On Mon, 2008-08-11 at 17:29 -0400, Robert Waite wrote:
> Okay... congratulations... you are right... if you are able to
> generate a completely pruned tree using alpha/beta pruning... you
> don't have to generate the whole game tree. But exactly how are you
> going to do this? In chess... you can look 9 moves in and quickly
> evaluate if a branch is looking good or is looking bad (wow... you
> just lost a rook three moves in). It seems you can't really do this
> until pretty deep in the tree for go. Plenty of moves would look bad
> 20 moves deep.. but would turn out to be good 80 moves later. How can
> you know if a move is good or not until you move towards the end of a
> branch? Isn't this just a little computationally expensive?

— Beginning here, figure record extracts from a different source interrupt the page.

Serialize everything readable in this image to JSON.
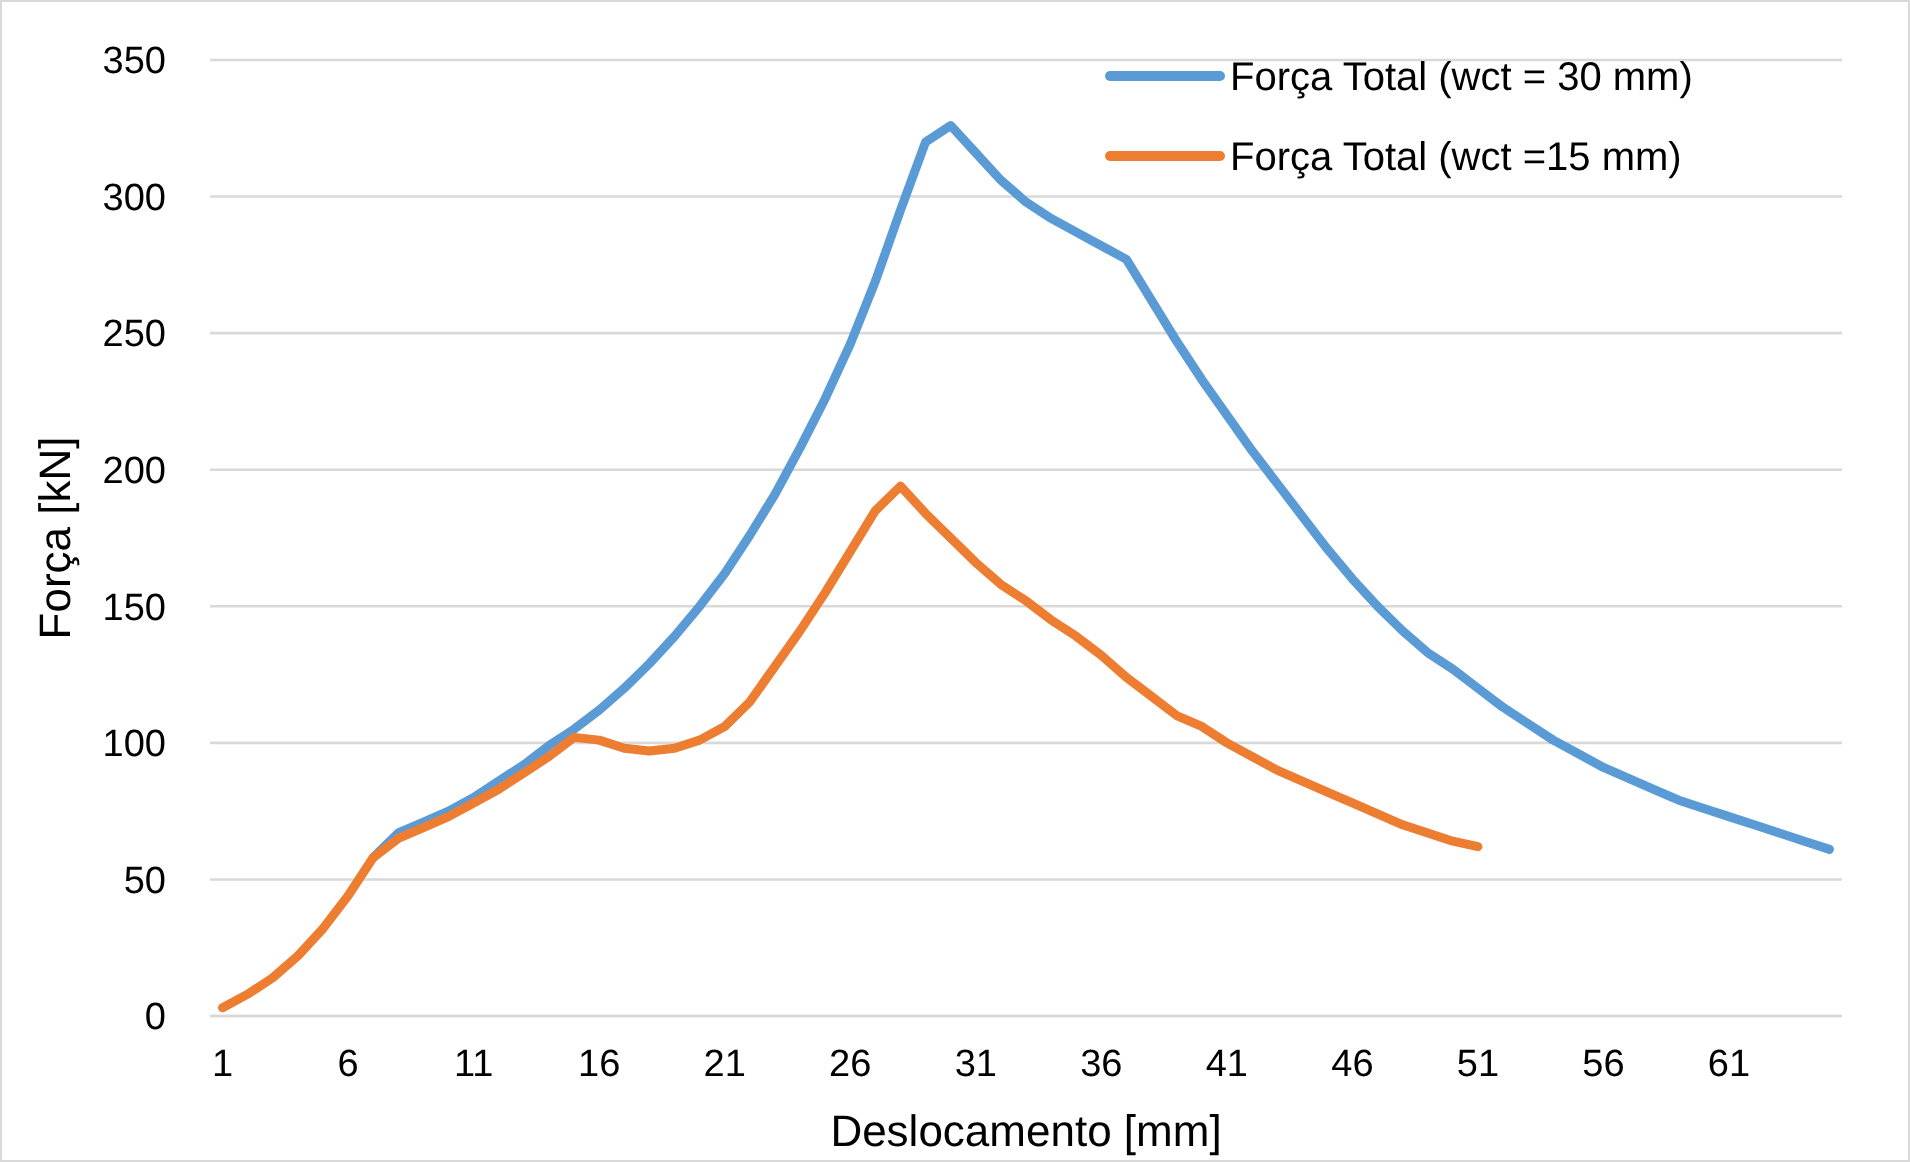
{
  "chart_data": {
    "type": "line",
    "xlabel": "Deslocamento [mm]",
    "ylabel": "Força [kN]",
    "x": [
      1,
      2,
      3,
      4,
      5,
      6,
      7,
      8,
      9,
      10,
      11,
      12,
      13,
      14,
      15,
      16,
      17,
      18,
      19,
      20,
      21,
      22,
      23,
      24,
      25,
      26,
      27,
      28,
      29,
      30,
      31,
      32,
      33,
      34,
      35,
      36,
      37,
      38,
      39,
      40,
      41,
      42,
      43,
      44,
      45,
      46,
      47,
      48,
      49,
      50,
      51,
      52,
      53,
      54,
      55,
      56,
      57,
      58,
      59,
      60,
      61,
      62,
      63,
      64,
      65
    ],
    "xlim": [
      0.5,
      65.5
    ],
    "xticks": [
      1,
      6,
      11,
      16,
      21,
      26,
      31,
      36,
      41,
      46,
      51,
      56,
      61
    ],
    "ylim": [
      0,
      350
    ],
    "yticks": [
      0,
      50,
      100,
      150,
      200,
      250,
      300,
      350
    ],
    "grid": "y",
    "legend": "top right",
    "marker": "none",
    "line_style": "solid",
    "series": [
      {
        "name": "Força Total (wct = 30 mm)",
        "color": "#5b9bd5",
        "values": [
          null,
          null,
          null,
          null,
          null,
          null,
          58,
          67,
          71,
          75,
          80,
          86,
          92,
          99,
          105,
          112,
          120,
          129,
          139,
          150,
          162,
          176,
          191,
          208,
          226,
          246,
          269,
          295,
          320,
          326,
          316,
          306,
          298,
          292,
          287,
          282,
          277,
          262,
          247,
          233,
          220,
          207,
          195,
          183,
          171,
          160,
          150,
          141,
          133,
          127,
          120,
          113,
          107,
          101,
          96,
          91,
          87,
          83,
          79,
          76,
          73,
          70,
          67,
          64,
          61
        ]
      },
      {
        "name": "Força Total (wct =15 mm)",
        "color": "#ed7d31",
        "values": [
          3,
          8,
          14,
          22,
          32,
          44,
          58,
          65,
          69,
          73,
          78,
          83,
          89,
          95,
          102,
          101,
          98,
          97,
          98,
          101,
          106,
          115,
          128,
          141,
          155,
          170,
          185,
          194,
          184,
          175,
          166,
          158,
          152,
          145,
          139,
          132,
          124,
          117,
          110,
          106,
          100,
          95,
          90,
          86,
          82,
          78,
          74,
          70,
          67,
          64,
          62,
          null,
          null,
          null,
          null,
          null,
          null,
          null,
          null,
          null,
          null,
          null,
          null,
          null,
          null
        ]
      }
    ]
  }
}
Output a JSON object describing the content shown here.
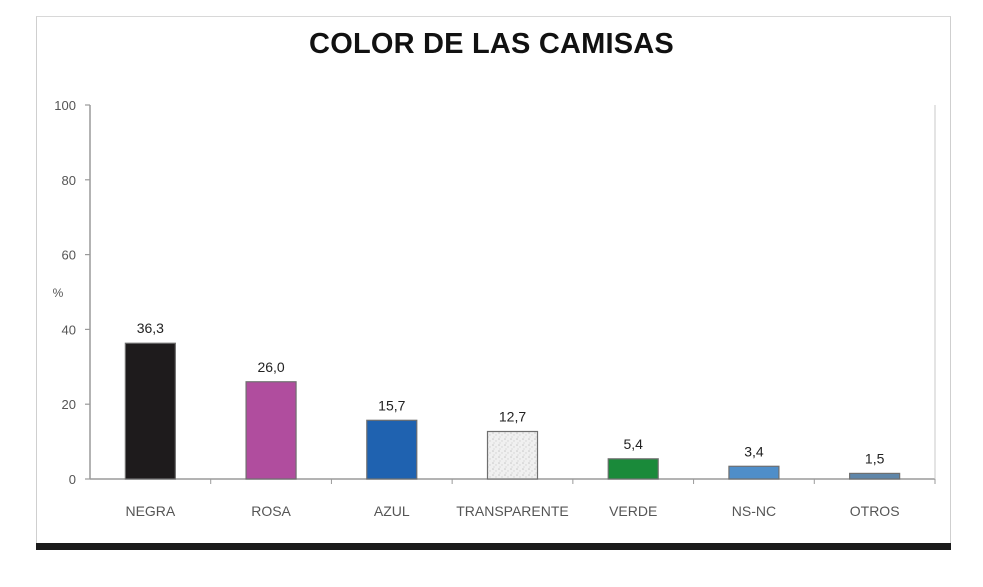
{
  "chart_data": {
    "type": "bar",
    "title": "COLOR DE LAS CAMISAS",
    "xlabel": "",
    "ylabel": "%",
    "ylim": [
      0,
      100
    ],
    "yticks": [
      0,
      20,
      40,
      60,
      80,
      100
    ],
    "grid": false,
    "categories": [
      "NEGRA",
      "ROSA",
      "AZUL",
      "TRANSPARENTE",
      "VERDE",
      "NS-NC",
      "OTROS"
    ],
    "values": [
      36.3,
      26.0,
      15.7,
      12.7,
      5.4,
      3.4,
      1.5
    ],
    "value_labels": [
      "36,3",
      "26,0",
      "15,7",
      "12,7",
      "5,4",
      "3,4",
      "1,5"
    ],
    "bar_colors": [
      "#1e1b1c",
      "#b04d9e",
      "#1f62b0",
      "#ebebeb",
      "#1a8a3a",
      "#4f8ec9",
      "#5f86a9"
    ]
  }
}
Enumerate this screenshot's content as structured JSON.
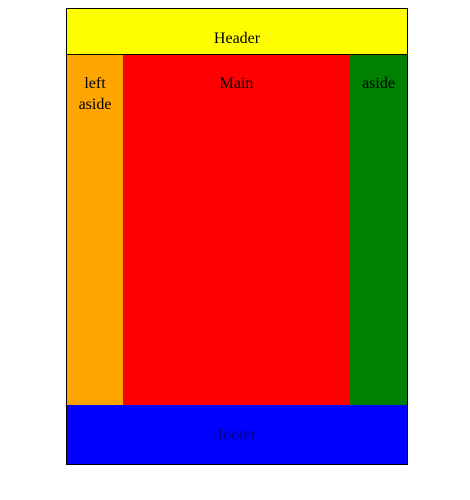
{
  "header": {
    "label": "Header"
  },
  "left_aside": {
    "line1": "left",
    "line2": "aside"
  },
  "main": {
    "label": "Main"
  },
  "right_aside": {
    "label": "aside"
  },
  "footer": {
    "label": "footer"
  },
  "colors": {
    "header": "#ffff00",
    "left_aside": "#ffa500",
    "main": "#ff0000",
    "right_aside": "#008000",
    "footer": "#0000ff"
  }
}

You need
> some sort of early evaluation function... and we don't seem to have
> that yet.

I'm only responding to your comment that you have to look at the entire
tree.   You DON'T have to look at the entire tree in order to get a
perfect answer and find the very best move with 100% certainty.   That's
all I'm saying.  It seems like you have a gift for obfuscation. 

And yes, of course it's computationally expensive even with alpha beta
pruning which saves many orders of magnitude times more work.

It's trivial to write either a mini-max or alpha beta searcher program
that searches to the end of the game.   It doesn't require much memory
either because you only store 1 line at a time. 

Of course such a program will not finish executing in the lifetime of
this universe.   But it is easy to write.